The Giant of Africa is abundantly blessed with a massive agricultural system with a land fertility that is considered as one of the best in the world. According to statistical reports, Nigeria possesses an arable land of 34 million hectares of meadows and pastures which results to its account of 23 percent to the nation’s Gross Domestic Product (GDP). Nigeria leads many types of agricultural production which includes palm oil, pineapple, cocoa beans and sorghum. The country is ranked the second largest producer of sorghum in the world after the United States.
Production of Palm oil and Cocoa beans in the country has earned it the fifth position in this kind of agricultural production around the world. In the agricultural sector, Nigeria is likewise regarded as a large global exporter; among its ten best-performing export categories are oil, nuts, seeds and fruits. Due to these agricultural feats, facilitation of proper administration becomes essential. This introduces the concept of agricultural law and its impacts on the Nigerian agricultural industry.
The agricultural sector is sustained by agricultural laws.
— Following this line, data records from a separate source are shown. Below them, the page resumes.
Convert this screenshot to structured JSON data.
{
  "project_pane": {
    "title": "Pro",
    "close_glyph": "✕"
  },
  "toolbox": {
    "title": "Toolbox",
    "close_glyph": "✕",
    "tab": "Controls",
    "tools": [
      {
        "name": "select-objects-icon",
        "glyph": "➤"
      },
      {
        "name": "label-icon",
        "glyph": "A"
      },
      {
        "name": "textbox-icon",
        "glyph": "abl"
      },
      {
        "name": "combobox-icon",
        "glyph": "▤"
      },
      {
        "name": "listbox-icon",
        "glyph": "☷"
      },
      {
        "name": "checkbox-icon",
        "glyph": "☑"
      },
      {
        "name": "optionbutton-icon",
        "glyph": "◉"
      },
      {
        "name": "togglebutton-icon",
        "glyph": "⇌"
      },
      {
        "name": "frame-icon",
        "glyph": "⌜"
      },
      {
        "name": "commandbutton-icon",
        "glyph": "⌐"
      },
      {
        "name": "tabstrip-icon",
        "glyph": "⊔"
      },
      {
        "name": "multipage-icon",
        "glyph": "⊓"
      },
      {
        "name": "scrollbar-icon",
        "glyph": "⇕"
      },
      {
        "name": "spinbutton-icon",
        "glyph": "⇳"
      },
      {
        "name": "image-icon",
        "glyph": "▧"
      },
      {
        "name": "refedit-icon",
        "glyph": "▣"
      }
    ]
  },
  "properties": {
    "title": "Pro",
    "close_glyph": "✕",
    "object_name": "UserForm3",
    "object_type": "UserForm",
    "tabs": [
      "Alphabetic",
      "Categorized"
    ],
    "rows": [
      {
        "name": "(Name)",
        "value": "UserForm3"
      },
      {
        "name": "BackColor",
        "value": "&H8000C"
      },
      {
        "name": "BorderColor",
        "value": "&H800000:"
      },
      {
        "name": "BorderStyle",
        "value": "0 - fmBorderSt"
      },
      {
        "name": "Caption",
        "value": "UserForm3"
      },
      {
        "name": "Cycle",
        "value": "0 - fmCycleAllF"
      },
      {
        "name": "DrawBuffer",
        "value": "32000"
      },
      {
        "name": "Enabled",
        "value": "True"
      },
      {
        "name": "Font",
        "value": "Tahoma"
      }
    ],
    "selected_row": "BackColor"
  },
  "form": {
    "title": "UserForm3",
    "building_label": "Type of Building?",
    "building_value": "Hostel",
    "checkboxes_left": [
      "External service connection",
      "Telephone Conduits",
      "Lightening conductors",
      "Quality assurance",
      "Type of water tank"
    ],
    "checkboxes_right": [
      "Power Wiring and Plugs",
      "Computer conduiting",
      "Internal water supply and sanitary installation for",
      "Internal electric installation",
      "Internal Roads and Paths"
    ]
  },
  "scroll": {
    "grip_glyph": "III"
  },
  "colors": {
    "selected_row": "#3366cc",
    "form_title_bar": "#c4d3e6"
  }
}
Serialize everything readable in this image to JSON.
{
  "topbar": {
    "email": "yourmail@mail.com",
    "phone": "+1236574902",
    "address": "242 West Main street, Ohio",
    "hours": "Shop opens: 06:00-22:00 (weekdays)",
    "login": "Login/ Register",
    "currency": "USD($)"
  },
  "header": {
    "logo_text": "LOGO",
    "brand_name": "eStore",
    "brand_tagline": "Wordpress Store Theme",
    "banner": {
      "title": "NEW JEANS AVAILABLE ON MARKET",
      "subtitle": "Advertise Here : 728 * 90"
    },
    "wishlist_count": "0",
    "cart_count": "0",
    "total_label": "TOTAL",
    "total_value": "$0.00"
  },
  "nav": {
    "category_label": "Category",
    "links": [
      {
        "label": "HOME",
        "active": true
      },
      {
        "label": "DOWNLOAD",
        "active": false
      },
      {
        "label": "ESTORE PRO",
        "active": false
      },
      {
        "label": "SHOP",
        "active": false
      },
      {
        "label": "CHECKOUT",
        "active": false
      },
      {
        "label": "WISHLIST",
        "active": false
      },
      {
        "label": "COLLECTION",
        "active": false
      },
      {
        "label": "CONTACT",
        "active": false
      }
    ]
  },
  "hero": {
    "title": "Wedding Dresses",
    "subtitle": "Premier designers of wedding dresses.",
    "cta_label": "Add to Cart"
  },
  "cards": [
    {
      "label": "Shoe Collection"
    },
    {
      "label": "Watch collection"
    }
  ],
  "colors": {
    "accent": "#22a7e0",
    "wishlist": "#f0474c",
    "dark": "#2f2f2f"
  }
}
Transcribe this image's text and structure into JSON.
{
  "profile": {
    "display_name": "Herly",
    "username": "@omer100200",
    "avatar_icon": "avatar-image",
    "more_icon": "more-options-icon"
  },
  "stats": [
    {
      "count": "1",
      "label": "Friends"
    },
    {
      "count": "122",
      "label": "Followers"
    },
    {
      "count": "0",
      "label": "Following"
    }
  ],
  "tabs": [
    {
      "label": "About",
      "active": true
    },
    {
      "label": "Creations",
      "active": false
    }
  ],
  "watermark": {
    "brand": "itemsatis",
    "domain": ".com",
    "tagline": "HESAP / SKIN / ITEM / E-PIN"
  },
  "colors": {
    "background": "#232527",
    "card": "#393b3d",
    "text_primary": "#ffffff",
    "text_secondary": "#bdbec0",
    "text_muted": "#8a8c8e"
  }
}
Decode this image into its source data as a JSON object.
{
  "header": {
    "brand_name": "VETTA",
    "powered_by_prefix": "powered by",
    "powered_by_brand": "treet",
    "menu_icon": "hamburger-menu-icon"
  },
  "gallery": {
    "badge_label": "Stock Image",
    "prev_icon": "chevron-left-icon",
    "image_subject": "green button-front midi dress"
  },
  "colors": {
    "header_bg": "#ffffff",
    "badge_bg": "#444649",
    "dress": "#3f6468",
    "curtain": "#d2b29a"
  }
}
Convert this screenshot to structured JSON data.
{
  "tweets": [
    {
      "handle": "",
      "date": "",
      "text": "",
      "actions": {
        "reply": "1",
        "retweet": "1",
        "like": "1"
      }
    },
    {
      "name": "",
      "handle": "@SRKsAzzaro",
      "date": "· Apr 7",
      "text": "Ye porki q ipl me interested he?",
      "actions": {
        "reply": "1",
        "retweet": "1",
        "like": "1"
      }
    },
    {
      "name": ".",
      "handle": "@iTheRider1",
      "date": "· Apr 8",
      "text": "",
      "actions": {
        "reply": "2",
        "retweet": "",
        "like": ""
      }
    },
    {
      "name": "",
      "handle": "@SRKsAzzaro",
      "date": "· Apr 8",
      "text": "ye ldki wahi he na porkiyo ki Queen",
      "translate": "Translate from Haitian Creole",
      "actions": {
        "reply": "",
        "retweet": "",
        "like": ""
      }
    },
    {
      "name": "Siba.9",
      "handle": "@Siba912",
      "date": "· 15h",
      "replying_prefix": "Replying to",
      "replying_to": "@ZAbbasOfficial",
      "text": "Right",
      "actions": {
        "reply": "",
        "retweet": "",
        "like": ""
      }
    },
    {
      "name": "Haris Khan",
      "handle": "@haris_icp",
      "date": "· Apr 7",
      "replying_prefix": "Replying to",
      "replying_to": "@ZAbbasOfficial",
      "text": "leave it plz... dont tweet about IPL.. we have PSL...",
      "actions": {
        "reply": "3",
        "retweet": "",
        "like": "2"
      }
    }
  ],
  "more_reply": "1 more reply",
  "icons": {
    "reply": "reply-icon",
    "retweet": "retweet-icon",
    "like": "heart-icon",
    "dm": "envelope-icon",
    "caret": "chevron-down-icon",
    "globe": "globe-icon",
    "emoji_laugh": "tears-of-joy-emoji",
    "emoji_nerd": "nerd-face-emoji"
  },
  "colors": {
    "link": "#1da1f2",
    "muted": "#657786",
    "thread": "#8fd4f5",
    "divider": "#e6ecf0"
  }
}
According to Dennis Rapong’o, “agricultural law deals with legal matters concerning the agricultural sector such as agricultural infrastructure, seed, water, fertilizers, pesticides agricultural finance, agricultural insurance, farming rights and tenure systems and the legal regulations used in Agro-processing and rural industries.” Similarly, North Dakota University defined agricultural law as “the application of fundamental legal concepts (such as property law and contract law) to issues arising in agriculture, and legal concepts that are unique to agriculture (such as food safety regulations or soil conservation programs).”
Agricultural law enables sustainability of the agricultural sector in many ways, one of which is land acquisition. There is a need for a land to conduct agricultural practices, regardless of the kind of farming. The regulation of land acquisition in Nigeria is done by the provisions of the Land Use Act of 1978. Abolishment of the existing land tenure systems and approval of a uniform administration of land tenure system are entrenched in the provisions of this Act. This Act gives farmers an opportunity to own a land or lease landed properties.
Agro-financing improves social welfare of the industry.
Another essence of the law in the agricultural sector is the right to quality Agro-inputs. The law of contract, Sales of Goods Law and other similar laws are responsible for protection of purchasing farmers who are into purchase of seeds, when they are defrauded by the selling party. These laws grant farmers the liberty to enjoy quality Agro-inputs. When there is consistency in the purchase of a purchasing farmer, there is a significant need for a sales contract to enable regulation of the transactions.
An undeniable significance of the law in the industry is Agro-financing which is also referred to as Agriculture financing. This kind of financing refers to public or private resources — which could be in the form of gift, equity or loan — for improvement of social welfare by developing the agricultural industry. Agro-financing comprises of funds by the government and non-governmental organizations which employ matching grants for promotion of community and sector development, local empowerment and income equality.
There is a need for sensitization programs for farmers.
Although agricultural laws play a huge role in the sector, there are challenges that hinder proper implementation of these laws. One of such is persistent regulatory review which makes it difficult for the industry to sustain implementation. Another challenge is poor sensitization. Most farmers have little or no known access to the required knowledge that guides agricultural practices. Other challenges include lack of labor infrastructure, poverty, transnational border transactions and poor transportation medium. It is therefore essential that sensitization programs are conducted and legislations are made specific to address challenges.